Beim Wechsel gilt die Verbandsstufe – und ein gesetzlicher Anspruch
Hier greift dann doch das Gesetz. § 16 KHVG (in Kraft seit 23.12.2023) verpflichtet Ihren Versicherer, Ihnen auf Verlangen binnen zwei Wochen eine Bescheinigung des Schadenverlaufs über die letzten fünf Jahre auszustellen – auf dem EU-Standardformular. Weiter:
- Bescheinigungen aus anderen EWR-Staaten sind genau wie inländische zu behandeln, auch bei der Gewährung von Nachlässen.
- Eine Schlechterstellung wegen Staatsangehörigkeit oder früherem Wohnsitzstaat ist unzulässig.
- Versicherer müssen auf ihrer Website eine allgemeine Übersicht veröffentlichen, wie sie den Schadenverlauf in die Prämie einrechnen.
Ein wichtiger Unterschied, auf den die Arbeiterkammer hinweist: Eine intern gewährte bessere Einstufung gilt nur bei diesem Versicherer. Beim Wechsel zählt die Verbandsstufe.
Kleinen Schaden selbst zahlen? Das Gesetz kennt diesen Fall
Nach § 6 Abs. 1 KHVG ist ein Schaden binnen einer Woche zu melden. § 6 Abs. 2 KHVG nimmt diese Pflicht aber ausdrücklich zurück, soweit Sie den Geschädigten selbst entschädigen. Das ist die gesetzliche Grundlage dafür, einen kleinen Blechschaden aus eigener Tasche zu begleichen und die Bonusstufe zu schützen.

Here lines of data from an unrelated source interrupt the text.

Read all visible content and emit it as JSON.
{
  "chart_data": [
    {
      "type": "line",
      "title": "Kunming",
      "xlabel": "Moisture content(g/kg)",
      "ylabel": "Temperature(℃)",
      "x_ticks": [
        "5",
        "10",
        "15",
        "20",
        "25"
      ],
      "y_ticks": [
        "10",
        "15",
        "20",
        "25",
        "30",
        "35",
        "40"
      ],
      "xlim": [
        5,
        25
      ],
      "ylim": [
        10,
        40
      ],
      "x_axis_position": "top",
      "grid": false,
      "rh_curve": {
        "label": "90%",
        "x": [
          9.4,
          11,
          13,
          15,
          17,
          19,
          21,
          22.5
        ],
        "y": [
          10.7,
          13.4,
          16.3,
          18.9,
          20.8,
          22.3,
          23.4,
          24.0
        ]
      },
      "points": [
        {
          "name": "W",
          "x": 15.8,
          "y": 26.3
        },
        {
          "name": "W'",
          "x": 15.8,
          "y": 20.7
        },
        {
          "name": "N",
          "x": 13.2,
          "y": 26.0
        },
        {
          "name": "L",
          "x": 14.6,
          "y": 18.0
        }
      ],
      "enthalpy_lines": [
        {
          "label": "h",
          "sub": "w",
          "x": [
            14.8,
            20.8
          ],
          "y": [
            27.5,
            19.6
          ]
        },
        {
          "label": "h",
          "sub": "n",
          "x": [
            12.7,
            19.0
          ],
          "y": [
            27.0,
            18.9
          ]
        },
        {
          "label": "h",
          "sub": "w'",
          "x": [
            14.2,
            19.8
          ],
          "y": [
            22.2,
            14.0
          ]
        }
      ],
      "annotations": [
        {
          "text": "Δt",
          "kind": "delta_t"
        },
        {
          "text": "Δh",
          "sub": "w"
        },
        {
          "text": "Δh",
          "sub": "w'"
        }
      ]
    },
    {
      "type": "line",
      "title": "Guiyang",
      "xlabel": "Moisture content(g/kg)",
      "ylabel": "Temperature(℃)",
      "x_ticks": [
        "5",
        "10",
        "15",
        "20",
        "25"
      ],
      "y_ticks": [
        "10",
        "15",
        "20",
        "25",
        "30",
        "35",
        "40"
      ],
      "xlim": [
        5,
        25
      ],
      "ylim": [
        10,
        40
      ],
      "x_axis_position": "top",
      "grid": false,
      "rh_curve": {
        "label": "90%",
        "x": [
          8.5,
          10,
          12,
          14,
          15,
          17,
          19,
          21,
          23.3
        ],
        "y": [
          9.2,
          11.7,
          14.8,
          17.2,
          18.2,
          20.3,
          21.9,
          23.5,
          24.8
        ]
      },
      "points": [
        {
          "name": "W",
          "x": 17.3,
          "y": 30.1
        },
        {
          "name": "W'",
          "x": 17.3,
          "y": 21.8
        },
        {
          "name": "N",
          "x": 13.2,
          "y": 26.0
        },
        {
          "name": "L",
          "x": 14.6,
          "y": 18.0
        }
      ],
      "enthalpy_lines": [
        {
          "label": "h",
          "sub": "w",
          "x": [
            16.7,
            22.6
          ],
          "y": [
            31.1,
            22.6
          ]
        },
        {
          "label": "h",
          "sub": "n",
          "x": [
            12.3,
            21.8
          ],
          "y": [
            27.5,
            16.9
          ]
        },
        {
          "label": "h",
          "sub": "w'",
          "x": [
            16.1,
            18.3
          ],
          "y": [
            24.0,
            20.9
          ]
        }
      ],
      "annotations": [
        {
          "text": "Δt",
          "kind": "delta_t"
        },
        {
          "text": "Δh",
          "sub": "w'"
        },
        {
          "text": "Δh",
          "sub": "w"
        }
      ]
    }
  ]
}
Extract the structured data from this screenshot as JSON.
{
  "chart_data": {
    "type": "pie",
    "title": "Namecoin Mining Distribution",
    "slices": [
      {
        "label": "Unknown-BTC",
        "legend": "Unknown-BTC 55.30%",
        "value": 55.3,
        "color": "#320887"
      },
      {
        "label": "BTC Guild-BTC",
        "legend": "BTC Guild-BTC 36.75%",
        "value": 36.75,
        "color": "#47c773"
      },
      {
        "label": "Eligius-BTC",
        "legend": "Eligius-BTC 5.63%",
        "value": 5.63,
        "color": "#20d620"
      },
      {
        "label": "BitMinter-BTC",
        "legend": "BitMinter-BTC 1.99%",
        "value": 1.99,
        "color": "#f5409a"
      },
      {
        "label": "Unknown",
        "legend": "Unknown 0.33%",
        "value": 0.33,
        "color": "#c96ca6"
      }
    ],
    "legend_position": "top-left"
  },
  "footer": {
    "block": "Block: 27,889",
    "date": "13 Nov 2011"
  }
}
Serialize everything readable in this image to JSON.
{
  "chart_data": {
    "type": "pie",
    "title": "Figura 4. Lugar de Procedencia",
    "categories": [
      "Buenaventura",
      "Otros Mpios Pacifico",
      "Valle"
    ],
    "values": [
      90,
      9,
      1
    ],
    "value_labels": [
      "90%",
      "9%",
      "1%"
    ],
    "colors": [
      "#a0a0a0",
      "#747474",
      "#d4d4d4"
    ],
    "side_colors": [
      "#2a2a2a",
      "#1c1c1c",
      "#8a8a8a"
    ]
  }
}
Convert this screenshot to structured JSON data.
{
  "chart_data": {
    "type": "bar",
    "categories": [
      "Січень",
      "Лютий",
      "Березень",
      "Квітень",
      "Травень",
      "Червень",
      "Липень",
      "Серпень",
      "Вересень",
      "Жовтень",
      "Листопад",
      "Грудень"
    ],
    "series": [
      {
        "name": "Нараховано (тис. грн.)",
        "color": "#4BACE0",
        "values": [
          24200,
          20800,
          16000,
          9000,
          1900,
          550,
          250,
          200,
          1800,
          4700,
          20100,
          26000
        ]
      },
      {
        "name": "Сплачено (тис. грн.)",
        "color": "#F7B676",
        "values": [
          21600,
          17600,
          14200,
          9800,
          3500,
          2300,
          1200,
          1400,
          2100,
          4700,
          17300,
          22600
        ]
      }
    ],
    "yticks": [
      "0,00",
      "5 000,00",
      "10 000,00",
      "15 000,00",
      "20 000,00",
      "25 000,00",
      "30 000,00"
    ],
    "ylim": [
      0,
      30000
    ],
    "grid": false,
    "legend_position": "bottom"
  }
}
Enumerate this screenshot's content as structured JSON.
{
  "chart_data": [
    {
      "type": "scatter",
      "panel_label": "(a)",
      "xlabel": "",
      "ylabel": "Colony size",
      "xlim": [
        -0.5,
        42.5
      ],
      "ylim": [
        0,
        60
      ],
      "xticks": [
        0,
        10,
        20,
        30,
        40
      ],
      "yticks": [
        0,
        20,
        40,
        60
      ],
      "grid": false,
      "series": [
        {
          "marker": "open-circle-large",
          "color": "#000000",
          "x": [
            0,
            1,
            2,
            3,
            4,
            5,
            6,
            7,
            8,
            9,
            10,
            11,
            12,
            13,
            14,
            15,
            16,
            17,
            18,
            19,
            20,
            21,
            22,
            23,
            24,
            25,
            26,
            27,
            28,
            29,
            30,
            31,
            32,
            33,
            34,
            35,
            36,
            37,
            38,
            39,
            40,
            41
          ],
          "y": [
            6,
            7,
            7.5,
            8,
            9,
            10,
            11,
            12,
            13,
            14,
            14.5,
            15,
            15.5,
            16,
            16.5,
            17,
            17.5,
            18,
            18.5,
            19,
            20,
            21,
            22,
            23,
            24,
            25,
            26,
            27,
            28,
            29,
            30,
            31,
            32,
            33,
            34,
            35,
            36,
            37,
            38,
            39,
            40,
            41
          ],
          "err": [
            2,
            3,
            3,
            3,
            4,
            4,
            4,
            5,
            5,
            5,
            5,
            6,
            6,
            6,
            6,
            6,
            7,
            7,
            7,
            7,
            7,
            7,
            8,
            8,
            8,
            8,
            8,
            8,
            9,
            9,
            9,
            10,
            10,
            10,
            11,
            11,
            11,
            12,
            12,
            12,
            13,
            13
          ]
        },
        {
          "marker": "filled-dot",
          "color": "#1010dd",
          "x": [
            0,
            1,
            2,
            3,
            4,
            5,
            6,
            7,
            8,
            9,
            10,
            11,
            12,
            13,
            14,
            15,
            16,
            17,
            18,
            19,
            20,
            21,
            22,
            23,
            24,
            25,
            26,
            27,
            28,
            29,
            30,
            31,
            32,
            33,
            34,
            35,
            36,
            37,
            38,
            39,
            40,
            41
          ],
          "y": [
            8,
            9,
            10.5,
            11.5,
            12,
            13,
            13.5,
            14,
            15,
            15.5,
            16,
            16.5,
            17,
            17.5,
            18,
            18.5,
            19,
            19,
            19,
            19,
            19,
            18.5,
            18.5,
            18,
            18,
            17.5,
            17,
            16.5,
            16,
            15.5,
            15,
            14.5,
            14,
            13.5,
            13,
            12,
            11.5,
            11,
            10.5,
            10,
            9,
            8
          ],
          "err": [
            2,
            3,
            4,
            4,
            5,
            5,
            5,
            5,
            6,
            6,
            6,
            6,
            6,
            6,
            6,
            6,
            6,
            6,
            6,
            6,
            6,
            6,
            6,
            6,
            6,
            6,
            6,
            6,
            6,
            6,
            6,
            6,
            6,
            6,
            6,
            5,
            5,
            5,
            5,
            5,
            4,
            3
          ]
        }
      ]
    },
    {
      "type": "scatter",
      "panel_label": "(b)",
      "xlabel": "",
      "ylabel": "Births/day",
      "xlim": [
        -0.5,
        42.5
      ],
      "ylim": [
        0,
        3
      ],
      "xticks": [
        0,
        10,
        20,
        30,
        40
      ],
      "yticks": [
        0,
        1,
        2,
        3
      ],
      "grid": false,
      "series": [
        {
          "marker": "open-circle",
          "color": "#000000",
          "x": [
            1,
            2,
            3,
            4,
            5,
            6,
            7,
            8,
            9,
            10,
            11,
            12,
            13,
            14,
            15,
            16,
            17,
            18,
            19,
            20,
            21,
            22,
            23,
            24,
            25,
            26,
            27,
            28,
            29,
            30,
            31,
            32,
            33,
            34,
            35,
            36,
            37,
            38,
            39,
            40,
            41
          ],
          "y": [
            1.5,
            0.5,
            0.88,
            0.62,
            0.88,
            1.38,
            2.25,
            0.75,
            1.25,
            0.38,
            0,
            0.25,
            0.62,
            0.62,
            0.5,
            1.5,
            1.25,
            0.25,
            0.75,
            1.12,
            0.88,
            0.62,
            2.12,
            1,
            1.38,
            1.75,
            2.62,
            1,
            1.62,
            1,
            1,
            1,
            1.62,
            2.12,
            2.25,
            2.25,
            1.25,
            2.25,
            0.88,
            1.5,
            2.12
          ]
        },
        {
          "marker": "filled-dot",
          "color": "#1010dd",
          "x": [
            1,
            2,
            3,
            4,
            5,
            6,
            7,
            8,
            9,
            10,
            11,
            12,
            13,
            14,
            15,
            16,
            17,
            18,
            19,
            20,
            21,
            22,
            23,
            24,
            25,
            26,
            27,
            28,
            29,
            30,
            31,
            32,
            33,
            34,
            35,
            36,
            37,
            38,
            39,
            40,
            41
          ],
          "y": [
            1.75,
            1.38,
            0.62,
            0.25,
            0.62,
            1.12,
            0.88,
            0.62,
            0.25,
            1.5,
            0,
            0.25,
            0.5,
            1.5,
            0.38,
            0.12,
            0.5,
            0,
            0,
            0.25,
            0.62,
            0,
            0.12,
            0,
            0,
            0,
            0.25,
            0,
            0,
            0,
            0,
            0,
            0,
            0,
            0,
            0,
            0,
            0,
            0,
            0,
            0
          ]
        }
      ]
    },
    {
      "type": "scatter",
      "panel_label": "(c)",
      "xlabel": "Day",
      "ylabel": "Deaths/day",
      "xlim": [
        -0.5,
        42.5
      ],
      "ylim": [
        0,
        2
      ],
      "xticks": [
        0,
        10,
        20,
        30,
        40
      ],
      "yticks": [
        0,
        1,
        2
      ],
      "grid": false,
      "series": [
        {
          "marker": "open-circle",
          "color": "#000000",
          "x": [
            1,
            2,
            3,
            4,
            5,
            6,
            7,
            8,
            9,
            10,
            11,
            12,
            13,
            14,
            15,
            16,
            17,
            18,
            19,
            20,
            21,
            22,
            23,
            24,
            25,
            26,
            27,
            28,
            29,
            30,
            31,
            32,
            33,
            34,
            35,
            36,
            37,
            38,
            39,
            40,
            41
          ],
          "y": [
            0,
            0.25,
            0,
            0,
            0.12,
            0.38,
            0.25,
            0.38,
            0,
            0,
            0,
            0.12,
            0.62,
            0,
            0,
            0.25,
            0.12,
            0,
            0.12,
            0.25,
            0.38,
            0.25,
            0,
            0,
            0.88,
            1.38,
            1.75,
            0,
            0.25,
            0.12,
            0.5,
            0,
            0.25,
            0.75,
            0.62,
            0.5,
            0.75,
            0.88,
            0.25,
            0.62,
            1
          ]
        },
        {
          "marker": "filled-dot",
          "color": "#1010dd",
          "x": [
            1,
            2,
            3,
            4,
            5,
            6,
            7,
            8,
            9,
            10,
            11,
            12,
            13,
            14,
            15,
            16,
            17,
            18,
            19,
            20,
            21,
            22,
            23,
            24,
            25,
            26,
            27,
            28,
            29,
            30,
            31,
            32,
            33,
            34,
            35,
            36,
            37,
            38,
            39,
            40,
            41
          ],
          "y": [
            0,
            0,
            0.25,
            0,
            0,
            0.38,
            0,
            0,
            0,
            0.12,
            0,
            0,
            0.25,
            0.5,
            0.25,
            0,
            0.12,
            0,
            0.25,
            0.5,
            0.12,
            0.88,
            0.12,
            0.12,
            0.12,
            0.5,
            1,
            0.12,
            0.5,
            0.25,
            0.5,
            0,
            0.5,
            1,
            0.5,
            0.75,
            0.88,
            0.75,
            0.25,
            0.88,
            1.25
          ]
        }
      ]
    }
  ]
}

Die Rechnung ist simpel: drei Malus-Stufen wirken jahrelang. Der ÖAMTC empfiehlt bei strittiger Schuldfrage zudem eine Vorsichtsmeldung statt einer Schadensmeldung – erfolgt binnen drei Jahren keine Zahlung an die Gegenseite, kommt es zu keiner Umstufung.
Was in Österreich nicht existiert
Zwei Begriffe aus deutschen Ratgebern haben in Österreich keine Entsprechung: Regionalklassen und Typklassen. In Österreich ist der Wohnbezirk ein versicherungsinterner Faktor unter vielen – ein veröffentlichtes Klassensystem gibt es nicht. Wer damit argumentiert, hat deutsche Inhalte übernommen.